A review by kevin_shepherd
Thomas Jefferson: Author of America by Christopher Hitchens

5.0

Jefferson did not embody contradiction. Jefferson was a contradiction, and this will be found at every step of the narrative that goes to make up his life.” (pg 5)

Hitchens refers to Thomas Jefferson as the “Author of America.” Author apparently won out over other descriptors such as inventor, designer, or engineer. Jefferson was indeed a better writer than he was an orator, and it was chiefly his authorship that set the foundation for American independence and self governance. He took cues from the likes of Thomas Paine and John Locke, fusing the former’s straightforward style with the latter’s elevated prose. Where Locke wrote “life, liberty, and property” Jefferson penned “life, liberty, and the pursuit of happiness.”

. . . “the pursuit of happiness” belongs to that limited group of lapidary phrases that has changed history . . .” (pg 26)

On Slavery

On the one hand Jefferson himself was a slave owner, on the other hand he attempted on multiple occasions to introduce legislation that would curtail and/or abolish the institution. Frequently referring to slavery as a “great evil,” his personal correspondence with friends and associates expressed both guilt and fear; guilt that he was party to a crime, and fear of what freed slaves might do in reprisal.

Nothing is more certainly written in the book of fate, than that these people are to be free; nor is it less certain that the two races, equally free, cannot live in the same government.” -Thomas Jefferson, 1821

On paper, Jefferson’s plan was to free the slaves—and then deport them (for safety’s sake?). This plan never really got off the drawing board. In fact, even when it became easier for slave holders to emancipate their captives, the only slaves Jefferson ever freed were the children he himself fathered with Sally Hemings.

On Religion

As a self professed deist, Jefferson did not believe that God intervened in human affairs. This put him at appreciable odds with many of his contemporaries (e.g. Patrick Henry) and helped set him against archaic colonial and state jurisprudence. For instance, during his political tenure South Carolina adopted Protestantism as its only “official faith,” Delaware required its political candidates to swear faith in the Trinity, Maryland denied rights to Deists, Jews, and atheists, New York denied rights to Catholics, Massachusetts declared that only Christians who denounced the pope could hold public office, and Jefferson’s home state of Virginia had a death penalty for heresy. Is it any wonder that Jefferson was such a proponent for the separation of church and state?
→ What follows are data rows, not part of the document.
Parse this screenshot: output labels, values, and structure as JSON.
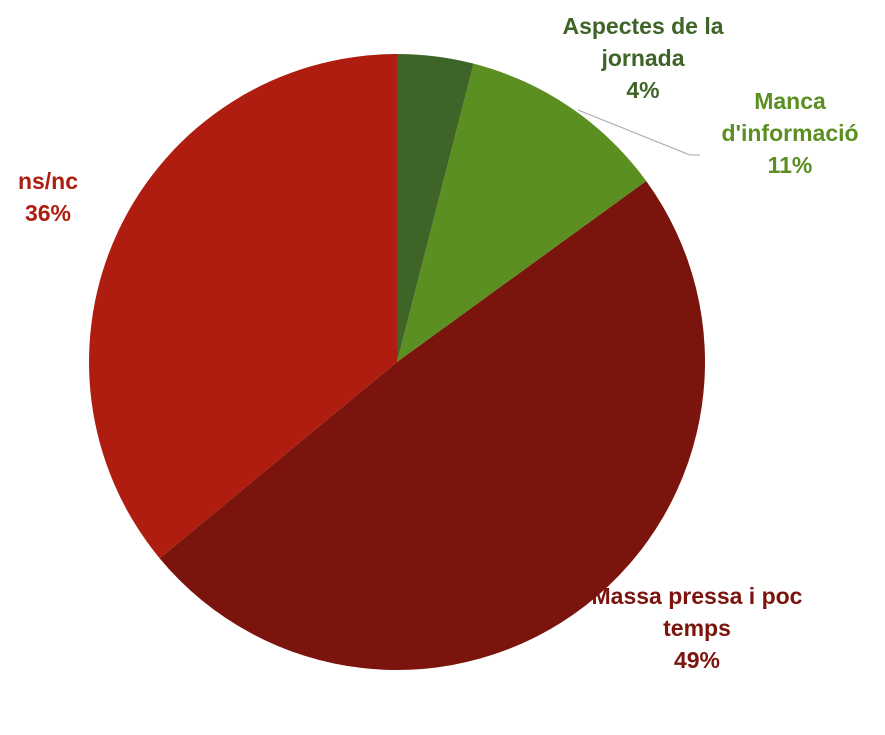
{
  "chart_data": {
    "type": "pie",
    "categories": [
      "Aspectes de la jornada",
      "Manca d'informació",
      "Massa pressa i poc temps",
      "ns/nc"
    ],
    "values": [
      4,
      11,
      49,
      36
    ],
    "value_labels": [
      "4%",
      "11%",
      "49%",
      "36%"
    ],
    "colors": [
      "#3f6428",
      "#5b8f22",
      "#7a140c",
      "#ae1d10"
    ]
  }
}
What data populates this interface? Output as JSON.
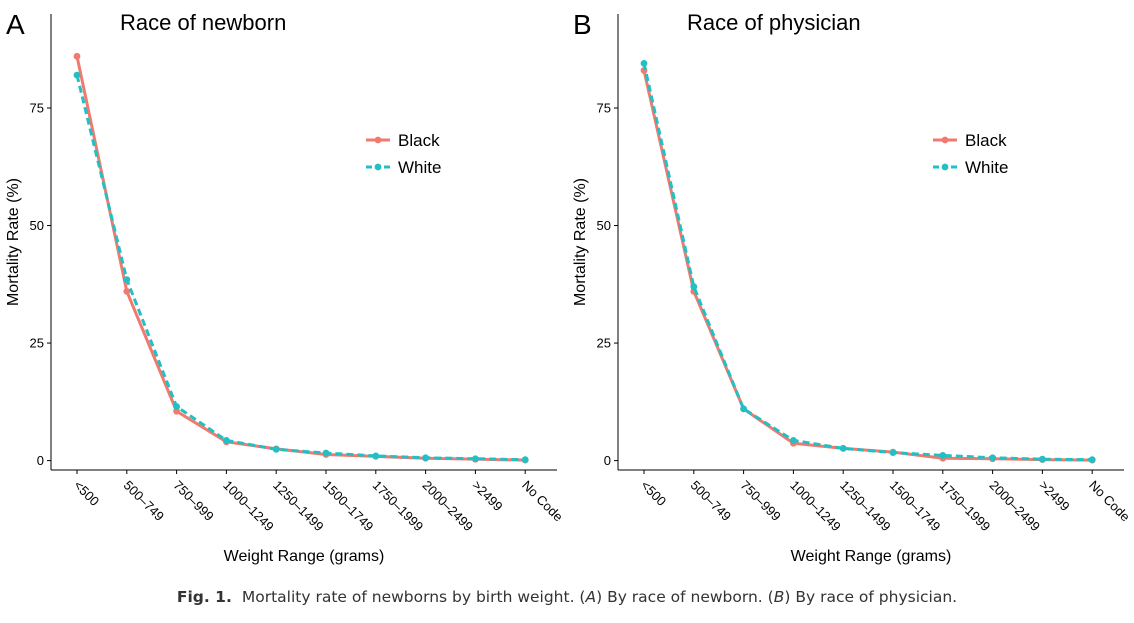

The Eloquence of Christopher Hitchens

Hitchens goes on to detail what he refers to as the “three particular and nation-building chapters” of Jefferson’s life: the Barbary Wars (1801 - 1815), the Louisiana Purchase (1803 - 1804), and the Lewis and Clark expedition (1804 - 1806). I’m not sure anyone else could have squeezed 83 years of a person’s life, including philosophical works, military service, political elections, political appointments, political delegations, foreign assignments, two revolutions, multiple wars, one wife, one mistress, and (at least) twelve children, all within 188 pages—and all without a single boring sentence or frivolous paragraph. There never seem to be enough stars to rate Hitch’s books, this one gets five.